Most private clinic owners start out by themselves, which means they are PTs – setting up plans of care, and executing them on their own. Since a PTA cannot do that, he or she will need to hire, or partner with, a PT from day one. This extra requirement can often make the path to clinic ownership more challenging, but not impossible.
Be the Teacher
One additional career choice is to join the faculty of a physical therapy program.
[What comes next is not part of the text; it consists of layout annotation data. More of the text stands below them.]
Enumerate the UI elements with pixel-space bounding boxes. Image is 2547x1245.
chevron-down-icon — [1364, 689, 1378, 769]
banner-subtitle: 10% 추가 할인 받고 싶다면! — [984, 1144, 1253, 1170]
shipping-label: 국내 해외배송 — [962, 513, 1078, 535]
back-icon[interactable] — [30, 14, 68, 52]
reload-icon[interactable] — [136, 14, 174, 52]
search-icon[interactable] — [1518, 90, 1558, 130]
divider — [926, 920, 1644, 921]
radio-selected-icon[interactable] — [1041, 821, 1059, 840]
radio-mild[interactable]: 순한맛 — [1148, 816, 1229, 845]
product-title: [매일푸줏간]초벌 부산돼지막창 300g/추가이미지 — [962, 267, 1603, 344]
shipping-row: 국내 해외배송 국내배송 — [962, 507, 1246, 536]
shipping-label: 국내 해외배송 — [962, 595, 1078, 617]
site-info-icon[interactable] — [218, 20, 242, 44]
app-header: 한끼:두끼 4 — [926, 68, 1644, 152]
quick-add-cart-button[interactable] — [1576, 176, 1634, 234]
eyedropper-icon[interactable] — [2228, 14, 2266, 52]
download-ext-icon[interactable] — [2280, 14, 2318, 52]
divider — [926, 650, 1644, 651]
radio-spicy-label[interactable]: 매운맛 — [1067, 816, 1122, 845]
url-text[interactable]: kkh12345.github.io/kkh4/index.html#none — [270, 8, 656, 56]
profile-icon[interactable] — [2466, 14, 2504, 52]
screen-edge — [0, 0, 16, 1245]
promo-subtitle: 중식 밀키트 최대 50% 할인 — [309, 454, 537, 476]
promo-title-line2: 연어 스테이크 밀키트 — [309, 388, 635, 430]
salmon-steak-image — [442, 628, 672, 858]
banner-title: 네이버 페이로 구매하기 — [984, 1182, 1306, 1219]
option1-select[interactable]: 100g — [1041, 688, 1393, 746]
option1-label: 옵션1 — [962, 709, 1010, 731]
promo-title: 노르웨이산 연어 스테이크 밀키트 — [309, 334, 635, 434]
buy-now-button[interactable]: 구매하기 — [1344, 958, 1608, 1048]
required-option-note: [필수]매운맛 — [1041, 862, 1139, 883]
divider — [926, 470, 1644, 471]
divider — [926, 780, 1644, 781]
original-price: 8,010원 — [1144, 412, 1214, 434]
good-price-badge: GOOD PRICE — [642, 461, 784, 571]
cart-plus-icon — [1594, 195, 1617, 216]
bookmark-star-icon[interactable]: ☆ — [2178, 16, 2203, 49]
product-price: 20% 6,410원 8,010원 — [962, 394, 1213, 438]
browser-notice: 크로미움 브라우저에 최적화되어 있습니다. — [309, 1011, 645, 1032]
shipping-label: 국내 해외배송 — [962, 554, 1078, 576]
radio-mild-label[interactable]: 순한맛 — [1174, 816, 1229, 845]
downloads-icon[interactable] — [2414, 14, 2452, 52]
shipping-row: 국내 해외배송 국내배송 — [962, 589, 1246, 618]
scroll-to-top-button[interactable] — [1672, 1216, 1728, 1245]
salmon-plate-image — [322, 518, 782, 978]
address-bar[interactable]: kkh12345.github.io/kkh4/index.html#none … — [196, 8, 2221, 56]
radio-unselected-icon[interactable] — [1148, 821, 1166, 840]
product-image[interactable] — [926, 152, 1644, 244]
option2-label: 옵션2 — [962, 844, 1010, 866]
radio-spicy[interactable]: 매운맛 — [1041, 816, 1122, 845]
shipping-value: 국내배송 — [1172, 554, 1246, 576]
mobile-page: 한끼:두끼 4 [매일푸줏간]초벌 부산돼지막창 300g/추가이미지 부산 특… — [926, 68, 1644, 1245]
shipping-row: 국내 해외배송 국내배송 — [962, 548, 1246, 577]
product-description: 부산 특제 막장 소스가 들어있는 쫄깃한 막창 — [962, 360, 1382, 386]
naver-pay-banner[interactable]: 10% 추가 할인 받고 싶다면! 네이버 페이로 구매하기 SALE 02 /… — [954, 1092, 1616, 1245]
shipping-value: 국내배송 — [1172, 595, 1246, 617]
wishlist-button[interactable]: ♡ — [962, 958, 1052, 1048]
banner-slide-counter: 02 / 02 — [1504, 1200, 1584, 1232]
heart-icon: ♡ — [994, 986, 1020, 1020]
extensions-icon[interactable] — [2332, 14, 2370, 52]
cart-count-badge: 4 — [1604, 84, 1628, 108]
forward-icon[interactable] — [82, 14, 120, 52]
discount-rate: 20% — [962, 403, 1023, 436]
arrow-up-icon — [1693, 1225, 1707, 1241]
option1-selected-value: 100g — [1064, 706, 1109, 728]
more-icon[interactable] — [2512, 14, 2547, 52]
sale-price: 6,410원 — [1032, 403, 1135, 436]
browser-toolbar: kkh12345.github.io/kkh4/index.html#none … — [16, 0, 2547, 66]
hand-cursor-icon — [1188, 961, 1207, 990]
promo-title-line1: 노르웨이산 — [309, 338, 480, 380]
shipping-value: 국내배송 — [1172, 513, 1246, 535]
Faculty and administrators of PTA programs are usually required to have a Master’s degree or higher, although it doesn’t necessarily need to be a Master’s in Physical Therapy. Some faculty have graduate degrees in education or public health.
To teach in a PT program, you’ll need an entry-level physical therapist degree and some sort of research credential, such as a Ph.D. or an Ed.D. You’ll also need a fair amount of experience working in the field. For this reason, PTs are more likely to teach in a physical therapist program than PTAs. PTs can have experience in, and teach about the patient examination, evaluation, prognosis, diagnosis and plan of care. Since PTAs are not allowed to perform those functions in the workplace, they do not have the experience level required to teach in a PT program in most cases.